Il Golfo del Messico ed il Mare del Nord condividono una storia di trivellazioni offshore, scatenata dalla crisi petrolifera mondiale degli anni ’70, che fece salire i prezzi alle stelle e portò allo sviluppo di numerose piattaforme petrolifere in mare aperto. La stragrande maggioranza delle immersioni effettuate in saturazione in campo civile è finalizzata proprio al mantenimento e manutenzione delle infrastrutture petrolifere. In campo militare gli operatori subacquei di alto fondale sono invece addestrati per il soccorso ai sommergibili sinistrati. 

Immersioni al limite del possibile
Immergersi a qualsiasi profondità implica respirare delle miscele gassose pressurizzate. I gas inerti contenuti si dissolvono nel sangue e nei tessuti, in relazione della pressione assoluta a cui il sommozzatore è sottoposto. Il problema nasce con la risalita verso la superficie: la pressione diminuisce ed i gas disciolti nei nostri tessuti incominciano a desaturare più o meno velocemente. Ritornando verso la superficie, i gas hanno però bisogno di tempo per lasciare i tessuti del nostro corpo in sicurezza; in caso contrario, una risalita rapida potrebbe causare gravi danni all’organismo con la formazione di pericolose micro bolle.

Nei corsi subacquei di primo livello impariamo che una cattiva gestione dell’immersione, ad esempio senza effettuare le soste di sicurezza, potrebbe farci incorrere nella malattia di decompressione, una patologia dolorosa e debilitante che, in certe situazioni può essere fatale. Per ridurre il rischio associato bisogna effettuare delle soste a quote diverse per consentire il graduale smaltimento dell’azoto. A volte i tempi possono essere molto lunghi, anche di ore e potrebbe essere necessario impiegare miscele diverse. Una domanda che ci possiamo porre è come conciliare le esigenze commerciali con i limiti fisiologici?

L’off shore
Il mondo, e in particolare l’industria petrolifera e del gas, ha bisogno di subacquei iperbarici che devono operare anche a grandi profondità per eseguire le delicate manovre necessarie per assemblare, mantenere e smontare pozzi, piattaforme e condutture , serrare bulloni con martinetti idraulici, lavorare in spazi ristretti in condizioni di temperature e visibilità molto basse se non nella totale oscurità. Sebbene la tecnologia moderna abbia a disposizione veicoli filoguidati (ROV remote operated vehicles), che consentono di effettuare operazioni delicate in remoto senza mettere a rischio la vita umana, in certe situazioni l’impiego di operatori tecnici subacquei è ancora obbligatorio.

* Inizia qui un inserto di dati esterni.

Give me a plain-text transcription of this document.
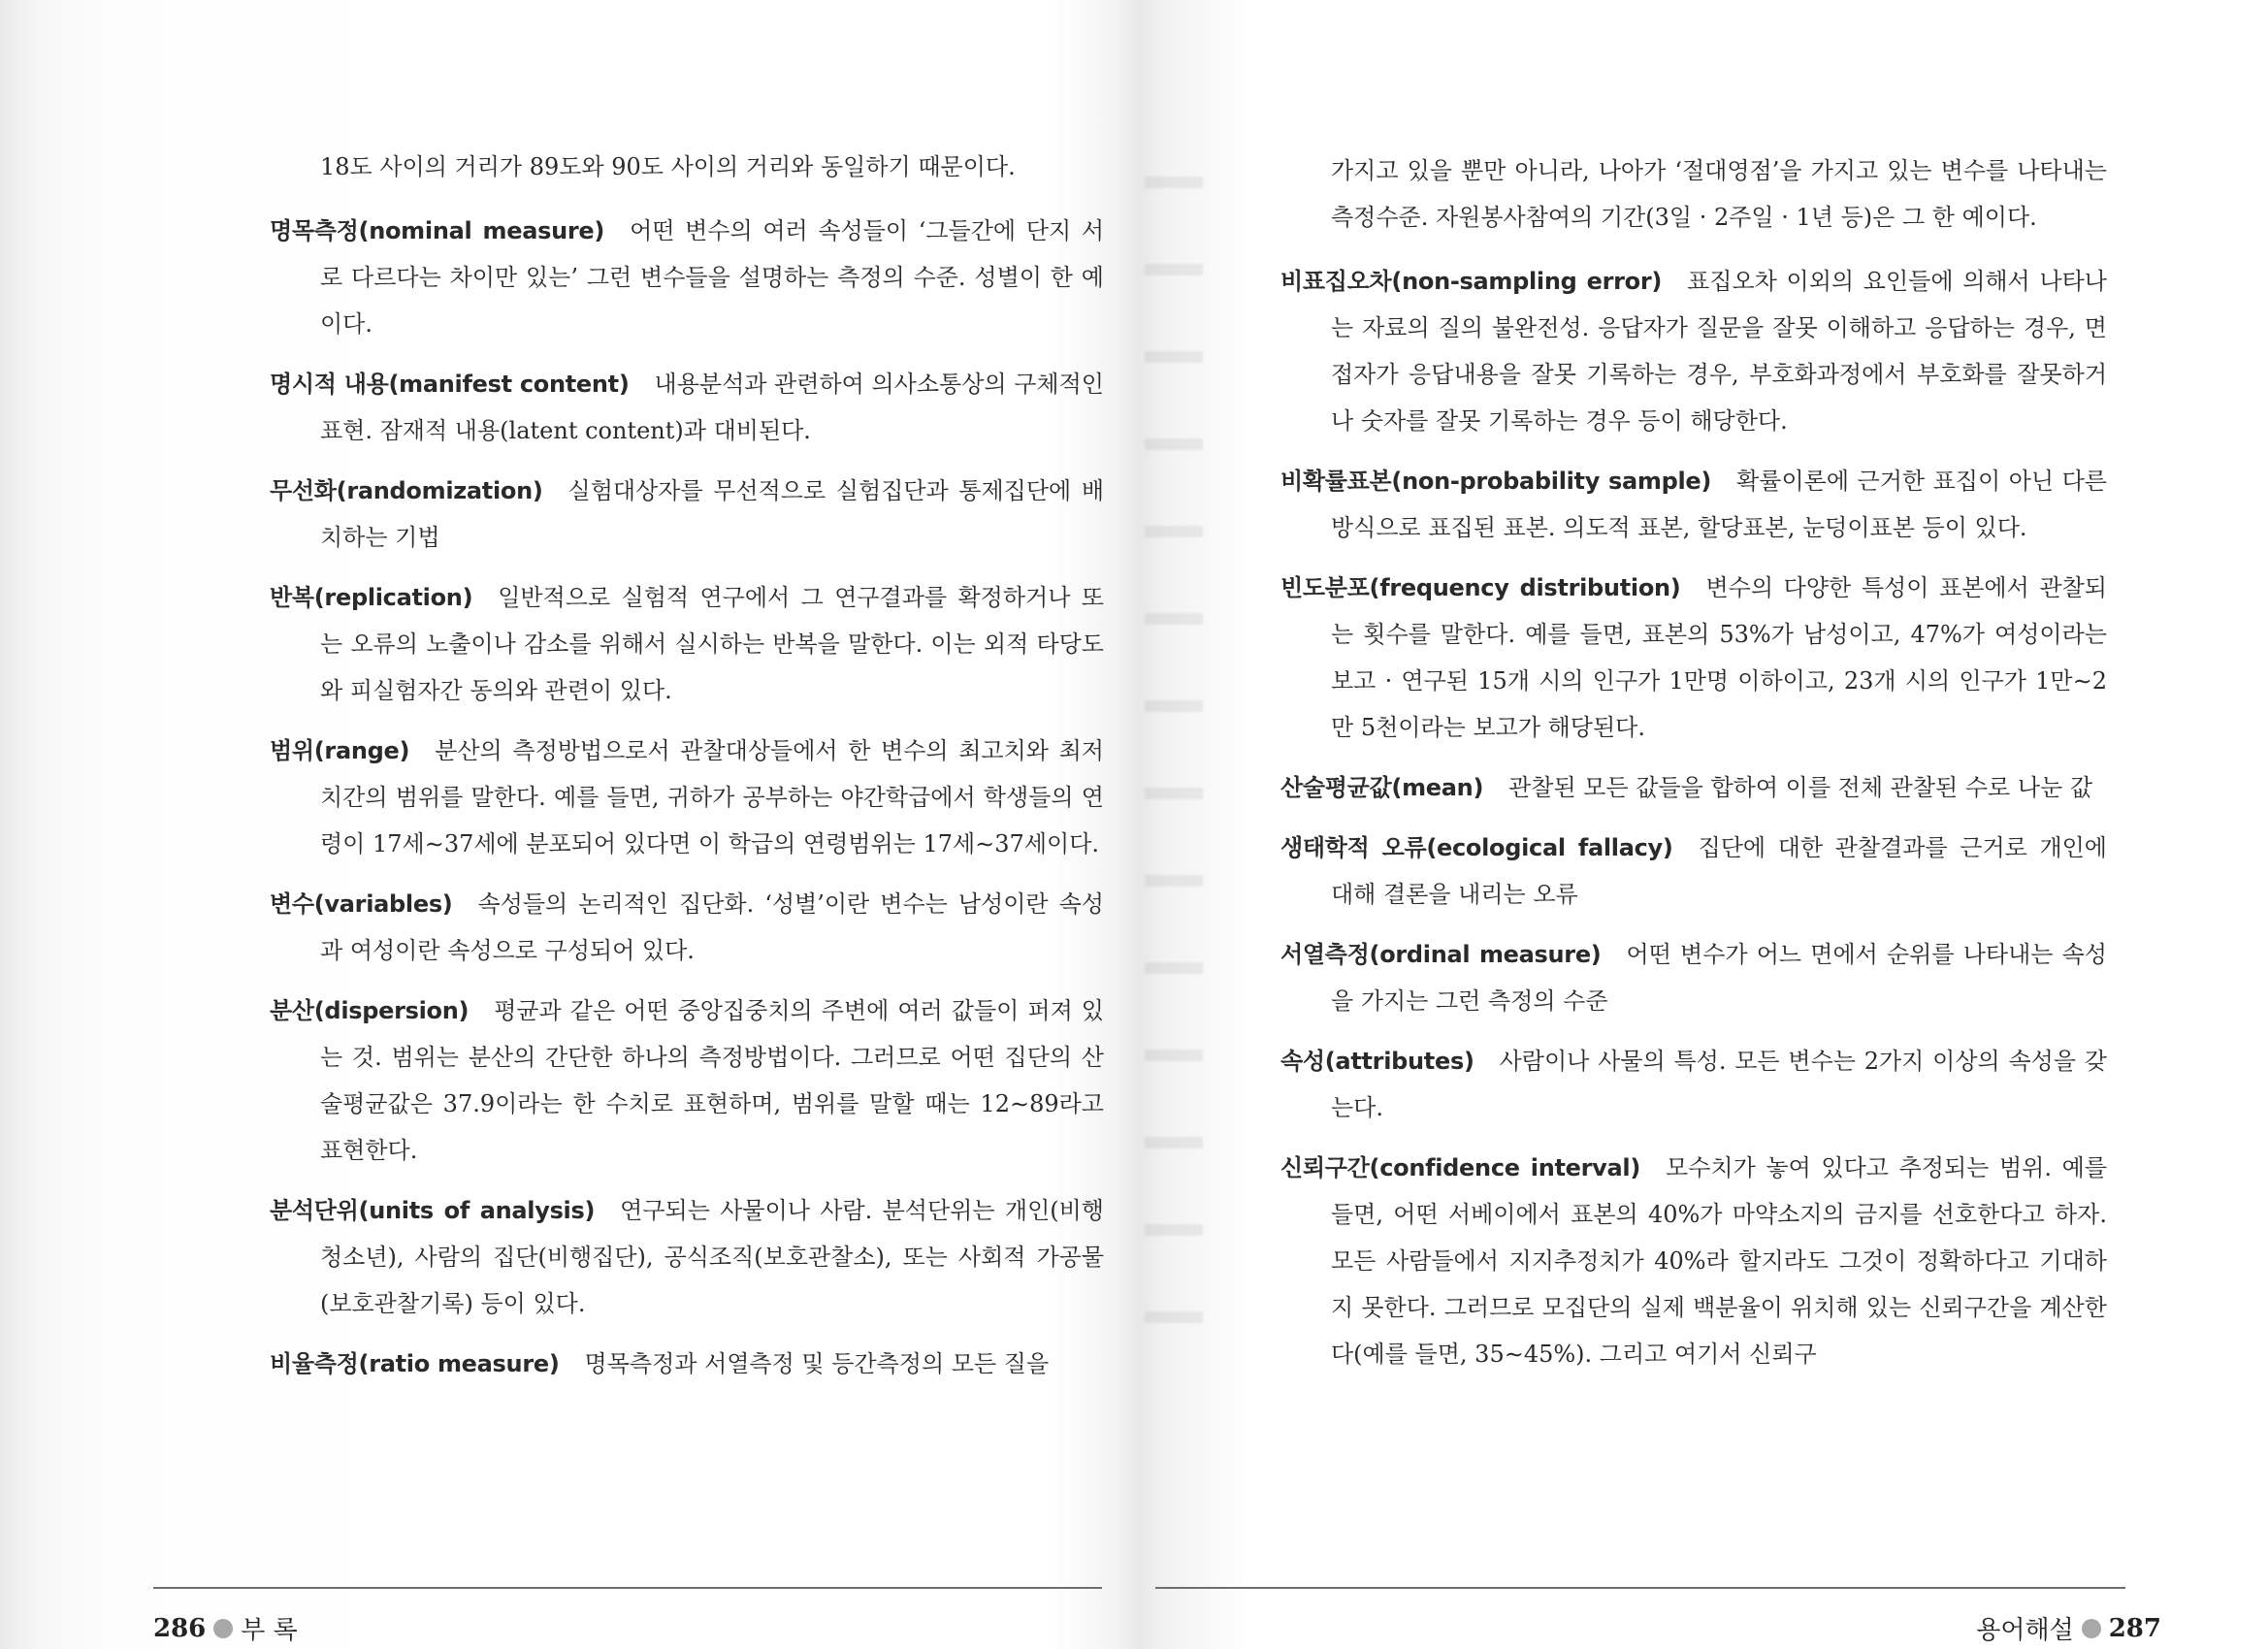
18도 사이의 거리가 89도와 90도 사이의 거리와 동일하기 때문이다.

명목측정(nominal measure) 어떤 변수의 여러 속성들이 ‘그들간에 단지 서로 다르다는 차이만 있는’ 그런 변수들을 설명하는 측정의 수준. 성별이 한 예이다.

명시적 내용(manifest content) 내용분석과 관련하여 의사소통상의 구체적인 표현. 잠재적 내용(latent content)과 대비된다.

무선화(randomization) 실험대상자를 무선적으로 실험집단과 통제집단에 배치하는 기법

반복(replication) 일반적으로 실험적 연구에서 그 연구결과를 확정하거나 또는 오류의 노출이나 감소를 위해서 실시하는 반복을 말한다. 이는 외적 타당도와 피실험자간 동의와 관련이 있다.

범위(range) 분산의 측정방법으로서 관찰대상들에서 한 변수의 최고치와 최저치간의 범위를 말한다. 예를 들면, 귀하가 공부하는 야간학급에서 학생들의 연령이 17세∼37세에 분포되어 있다면 이 학급의 연령범위는 17세∼37세이다.

변수(variables) 속성들의 논리적인 집단화. ‘성별’이란 변수는 남성이란 속성과 여성이란 속성으로 구성되어 있다.

분산(dispersion) 평균과 같은 어떤 중앙집중치의 주변에 여러 값들이 퍼져 있는 것. 범위는 분산의 간단한 하나의 측정방법이다. 그러므로 어떤 집단의 산술평균값은 37.9이라는 한 수치로 표현하며, 범위를 말할 때는 12∼89라고 표현한다.

분석단위(units of analysis) 연구되는 사물이나 사람. 분석단위는 개인(비행청소년), 사람의 집단(비행집단), 공식조직(보호관찰소), 또는 사회적 가공물(보호관찰기록) 등이 있다.

비율측정(ratio measure) 명목측정과 서열측정 및 등간측정의 모든 질을

286 부 록

가지고 있을 뿐만 아니라, 나아가 ‘절대영점’을 가지고 있는 변수를 나타내는 측정수준. 자원봉사참여의 기간(3일 · 2주일 · 1년 등)은 그 한 예이다.

비표집오차(non-sampling error) 표집오차 이외의 요인들에 의해서 나타나는 자료의 질의 불완전성. 응답자가 질문을 잘못 이해하고 응답하는 경우, 면접자가 응답내용을 잘못 기록하는 경우, 부호화과정에서 부호화를 잘못하거나 숫자를 잘못 기록하는 경우 등이 해당한다.

비확률표본(non-probability sample) 확률이론에 근거한 표집이 아닌 다른 방식으로 표집된 표본. 의도적 표본, 할당표본, 눈덩이표본 등이 있다.

빈도분포(frequency distribution) 변수의 다양한 특성이 표본에서 관찰되는 횟수를 말한다. 예를 들면, 표본의 53%가 남성이고, 47%가 여성이라는 보고 · 연구된 15개 시의 인구가 1만명 이하이고, 23개 시의 인구가 1만∼2만 5천이라는 보고가 해당된다.

산술평균값(mean) 관찰된 모든 값들을 합하여 이를 전체 관찰된 수로 나눈 값

생태학적 오류(ecological fallacy) 집단에 대한 관찰결과를 근거로 개인에 대해 결론을 내리는 오류

서열측정(ordinal measure) 어떤 변수가 어느 면에서 순위를 나타내는 속성을 가지는 그런 측정의 수준

속성(attributes) 사람이나 사물의 특성. 모든 변수는 2가지 이상의 속성을 갖는다.

신뢰구간(confidence interval) 모수치가 놓여 있다고 추정되는 범위. 예를 들면, 어떤 서베이에서 표본의 40%가 마약소지의 금지를 선호한다고 하자. 모든 사람들에서 지지추정치가 40%라 할지라도 그것이 정확하다고 기대하지 못한다. 그러므로 모집단의 실제 백분율이 위치해 있는 신뢰구간을 계산한다(예를 들면, 35∼45%). 그리고 여기서 신뢰구

용어해설 287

Esperimenti svolti negli anni ’30 dimostrarono che, dopo un certo tempo, i corpi degli operatori subacquei in ambiente iperbarico diventano completamente saturi di gas inerte. Questo gli consente di poter operare per lungo tempo  alla quota raggiunta. La prime esperienze avvennero nel 1964, quando fu creata la prima stazione subacquea, il Sea Lab, posta ad una profondità di 192 piedi. Gli acquanauti operarono per lungo tempo dimostrando l’enorme potenziale commerciale delle immersioni in saturazione. Di contro, al fine di far desaturare i sommozzatori, i tempi di decompressione si rivelarono molto lunghi per cui divenne presto evidente che sarebbe stato più facile, e meno costoso, monitorare e supportare gli operatori subacquei all’asciutto invece che nel volume d’acqua

Oggigiorno, in tutto il mondo, i subacquei commerciali vivono in ambienti pressurizzati all’interno di sistemi di saturazione (principalmente posti su navi appoggio o su piattaforme o chiatte). Attraverso delle campane pressurizzate vengono trasportati da e verso i loro luoghi di lavoro. Un lavoro duro e non per tutti. Questi sommozzatori, chiamati alto fondalisti, non sono comuni subacquei ma personale altamente specializzato che percorre un iter addestrativo e operativo complesso prima di poter essere impiegato in profondità.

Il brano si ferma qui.